Hadoop ready for corporate IT, execs say
Despite some concerns, Hadoop has a growing place in the enterprise, say IT execs from JP Morgan Chase, eBay
Computerworld - NEW YORK -- Despite some lingering technology issues, Hadoop is ready for enterprise use, IT executives said Tuesday at the Hadoop World conference here.
Larry Feinsmith, managing director at JP Morgan Chase, told a keynote audience that the financial services firm has been using the open source storage and data analysis framework for close to three years now and is currently leveraging the technology for fraud detection, IT risk management, self service and other applications.
Chase still relies heavily on core relational database technologies for transaction processing, but uses Hadoop-based products for a growing number of tasks, Feinsmith said. Five out of seven Chase business units use Hadoop in some way, he added.
Hadoop's ability to store vast volumes of unstructured data has allowed Chase to collect and store weblogs, transaction data and social media data, Feinsmith said.
The company is aggregating the data into a common platform, and runs a range of customer-focused data mining and data analytics applications to utilize it, he said.
With over 150 petabytes of online storage, 30,000 databases and 3.5 billion logins to Chase user accounts, data is the lifeblood of the company, Feinsmith said.
For the moment at least, relational database technologies appear to be more suited for running transaction applications, he said.
The big debate among technologists at the bank right now is whether incumbent relational database technologies will evolve to meet the bank's emerging big data needs, or Hadoop-based technology can become adept at transaction processing, Feinsmith said.

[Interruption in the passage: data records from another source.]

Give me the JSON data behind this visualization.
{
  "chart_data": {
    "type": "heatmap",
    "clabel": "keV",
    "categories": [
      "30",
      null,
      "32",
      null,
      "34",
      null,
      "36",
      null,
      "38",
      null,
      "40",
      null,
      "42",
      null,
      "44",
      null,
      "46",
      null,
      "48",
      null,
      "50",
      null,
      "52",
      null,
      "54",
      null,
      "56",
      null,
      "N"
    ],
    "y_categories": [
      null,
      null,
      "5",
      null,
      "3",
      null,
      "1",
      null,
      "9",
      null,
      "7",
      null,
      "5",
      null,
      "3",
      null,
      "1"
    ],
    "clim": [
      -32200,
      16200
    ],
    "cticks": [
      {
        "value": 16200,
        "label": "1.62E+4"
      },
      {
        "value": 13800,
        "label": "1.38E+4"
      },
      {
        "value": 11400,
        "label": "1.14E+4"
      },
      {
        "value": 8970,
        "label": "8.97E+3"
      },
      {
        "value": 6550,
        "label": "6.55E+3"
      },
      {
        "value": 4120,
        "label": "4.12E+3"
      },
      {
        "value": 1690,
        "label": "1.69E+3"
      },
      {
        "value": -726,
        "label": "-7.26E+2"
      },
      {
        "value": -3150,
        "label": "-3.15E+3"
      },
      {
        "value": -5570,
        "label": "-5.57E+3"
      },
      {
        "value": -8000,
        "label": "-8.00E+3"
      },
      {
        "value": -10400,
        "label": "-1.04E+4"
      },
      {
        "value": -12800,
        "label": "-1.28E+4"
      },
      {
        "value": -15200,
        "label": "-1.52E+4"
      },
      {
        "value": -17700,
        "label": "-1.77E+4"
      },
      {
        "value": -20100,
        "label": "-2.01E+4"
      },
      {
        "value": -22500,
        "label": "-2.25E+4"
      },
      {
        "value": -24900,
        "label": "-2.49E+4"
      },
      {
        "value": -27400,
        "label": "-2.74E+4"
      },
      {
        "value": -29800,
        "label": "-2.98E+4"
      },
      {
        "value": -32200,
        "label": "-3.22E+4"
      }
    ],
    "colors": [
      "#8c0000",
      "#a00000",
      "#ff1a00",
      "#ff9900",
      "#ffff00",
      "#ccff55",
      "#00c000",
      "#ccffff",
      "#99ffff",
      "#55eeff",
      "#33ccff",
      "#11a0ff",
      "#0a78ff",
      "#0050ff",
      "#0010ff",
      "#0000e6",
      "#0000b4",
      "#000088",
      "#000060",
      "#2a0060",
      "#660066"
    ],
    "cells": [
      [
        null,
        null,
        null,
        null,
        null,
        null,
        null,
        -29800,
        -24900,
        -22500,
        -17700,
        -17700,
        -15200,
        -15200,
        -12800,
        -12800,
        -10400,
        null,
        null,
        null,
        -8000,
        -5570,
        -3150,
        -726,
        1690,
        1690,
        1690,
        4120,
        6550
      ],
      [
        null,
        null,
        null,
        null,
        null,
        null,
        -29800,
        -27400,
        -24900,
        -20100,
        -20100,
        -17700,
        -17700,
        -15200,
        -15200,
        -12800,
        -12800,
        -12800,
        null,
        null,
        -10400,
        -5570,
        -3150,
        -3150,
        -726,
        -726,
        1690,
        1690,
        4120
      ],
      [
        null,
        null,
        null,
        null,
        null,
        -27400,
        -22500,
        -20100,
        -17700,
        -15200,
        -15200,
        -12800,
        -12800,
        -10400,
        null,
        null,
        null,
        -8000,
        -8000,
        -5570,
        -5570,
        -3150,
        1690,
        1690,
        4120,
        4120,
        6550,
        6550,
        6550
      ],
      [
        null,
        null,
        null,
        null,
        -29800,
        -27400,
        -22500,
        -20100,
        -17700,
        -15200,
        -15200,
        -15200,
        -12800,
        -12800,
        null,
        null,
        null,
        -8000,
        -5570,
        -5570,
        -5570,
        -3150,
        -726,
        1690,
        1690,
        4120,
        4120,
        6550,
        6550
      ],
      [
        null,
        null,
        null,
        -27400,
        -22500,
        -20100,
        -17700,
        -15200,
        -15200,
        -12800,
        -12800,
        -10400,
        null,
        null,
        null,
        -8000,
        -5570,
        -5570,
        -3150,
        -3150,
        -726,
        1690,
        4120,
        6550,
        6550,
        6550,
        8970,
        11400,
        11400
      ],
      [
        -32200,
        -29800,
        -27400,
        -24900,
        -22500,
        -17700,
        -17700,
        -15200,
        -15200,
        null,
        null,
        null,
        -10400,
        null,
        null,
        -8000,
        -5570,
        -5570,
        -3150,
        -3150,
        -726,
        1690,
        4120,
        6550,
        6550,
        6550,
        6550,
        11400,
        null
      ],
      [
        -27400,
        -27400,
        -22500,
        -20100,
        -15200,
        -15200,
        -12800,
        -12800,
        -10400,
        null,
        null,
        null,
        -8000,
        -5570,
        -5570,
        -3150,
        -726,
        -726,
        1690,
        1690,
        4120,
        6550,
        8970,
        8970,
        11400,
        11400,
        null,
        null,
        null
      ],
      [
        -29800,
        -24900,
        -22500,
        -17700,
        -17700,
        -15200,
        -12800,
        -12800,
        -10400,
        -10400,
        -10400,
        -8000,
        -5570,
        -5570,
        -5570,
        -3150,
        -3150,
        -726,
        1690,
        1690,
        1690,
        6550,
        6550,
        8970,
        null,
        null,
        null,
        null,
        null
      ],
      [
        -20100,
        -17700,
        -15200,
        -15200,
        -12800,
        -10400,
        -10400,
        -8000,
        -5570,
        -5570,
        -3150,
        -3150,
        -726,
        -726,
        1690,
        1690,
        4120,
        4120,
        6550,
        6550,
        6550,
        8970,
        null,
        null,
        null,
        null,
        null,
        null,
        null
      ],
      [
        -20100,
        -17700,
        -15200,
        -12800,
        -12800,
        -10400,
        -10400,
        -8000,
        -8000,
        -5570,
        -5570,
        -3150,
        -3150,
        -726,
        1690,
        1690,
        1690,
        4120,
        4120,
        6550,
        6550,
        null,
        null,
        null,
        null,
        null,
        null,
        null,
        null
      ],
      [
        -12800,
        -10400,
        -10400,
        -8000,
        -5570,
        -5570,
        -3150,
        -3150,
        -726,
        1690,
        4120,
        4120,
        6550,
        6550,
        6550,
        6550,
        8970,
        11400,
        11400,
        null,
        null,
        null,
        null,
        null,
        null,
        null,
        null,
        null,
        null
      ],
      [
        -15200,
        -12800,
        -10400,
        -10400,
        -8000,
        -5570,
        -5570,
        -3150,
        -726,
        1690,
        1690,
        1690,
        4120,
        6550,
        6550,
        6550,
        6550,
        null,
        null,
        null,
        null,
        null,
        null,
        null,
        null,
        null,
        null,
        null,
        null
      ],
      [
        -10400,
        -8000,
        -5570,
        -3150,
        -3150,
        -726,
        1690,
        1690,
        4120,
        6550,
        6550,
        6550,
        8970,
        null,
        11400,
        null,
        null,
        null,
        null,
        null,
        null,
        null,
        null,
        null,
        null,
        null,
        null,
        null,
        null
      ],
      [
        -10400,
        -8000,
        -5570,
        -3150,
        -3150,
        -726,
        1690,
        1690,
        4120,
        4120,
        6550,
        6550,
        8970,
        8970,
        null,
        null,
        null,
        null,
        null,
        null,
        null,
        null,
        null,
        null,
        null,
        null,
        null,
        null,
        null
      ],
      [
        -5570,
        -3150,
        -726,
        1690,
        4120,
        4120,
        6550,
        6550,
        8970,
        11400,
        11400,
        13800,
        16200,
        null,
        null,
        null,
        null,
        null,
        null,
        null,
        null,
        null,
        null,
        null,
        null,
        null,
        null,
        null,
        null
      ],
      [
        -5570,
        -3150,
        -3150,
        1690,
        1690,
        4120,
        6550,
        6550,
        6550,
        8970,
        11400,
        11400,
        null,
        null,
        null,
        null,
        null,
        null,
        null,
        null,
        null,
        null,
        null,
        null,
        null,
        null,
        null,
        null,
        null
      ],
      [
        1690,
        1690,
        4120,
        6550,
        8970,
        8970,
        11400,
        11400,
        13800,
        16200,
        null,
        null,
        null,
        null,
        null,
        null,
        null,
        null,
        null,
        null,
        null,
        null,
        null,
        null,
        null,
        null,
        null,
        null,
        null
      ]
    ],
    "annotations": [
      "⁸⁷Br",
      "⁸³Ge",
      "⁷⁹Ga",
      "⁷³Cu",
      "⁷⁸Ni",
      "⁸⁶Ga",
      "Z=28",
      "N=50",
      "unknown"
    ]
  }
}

Hugh Williams, vice president of experience, search and platforms at eBay, said that the auction site is revamping its core search engine technology using Hadoop and Hbase, a technology that enables real-time analysis of data in Hadoop environments.
The new eBay search engine, code-named Cassini, will replace the Voyager technology that's been used since the early 2000s. The update is needed in part due to surging volumes of data that needs to be managed, Williams said.
Williams said that eBay currently has more than 97 million active buyers and sellers and over 200 million items across 50,000 categories for sale. The auction site handles close to 2 billion page views, 250 million search queries and tens of billions of database calls each day, he said.
The company has 9 petabytes of data stored on Hadoop and Teradata clusters, and the amount of data is growing quickly, he said
Hadoop and Hbase allow EBay to build a far more sophisticated search engine than Voyager. Cassini will deliver more accurate and more context-based results to user search queries, he said.
With more than 100 engineers assigned to Project Cassini full time, the development effort is one of the largest ever at EBay.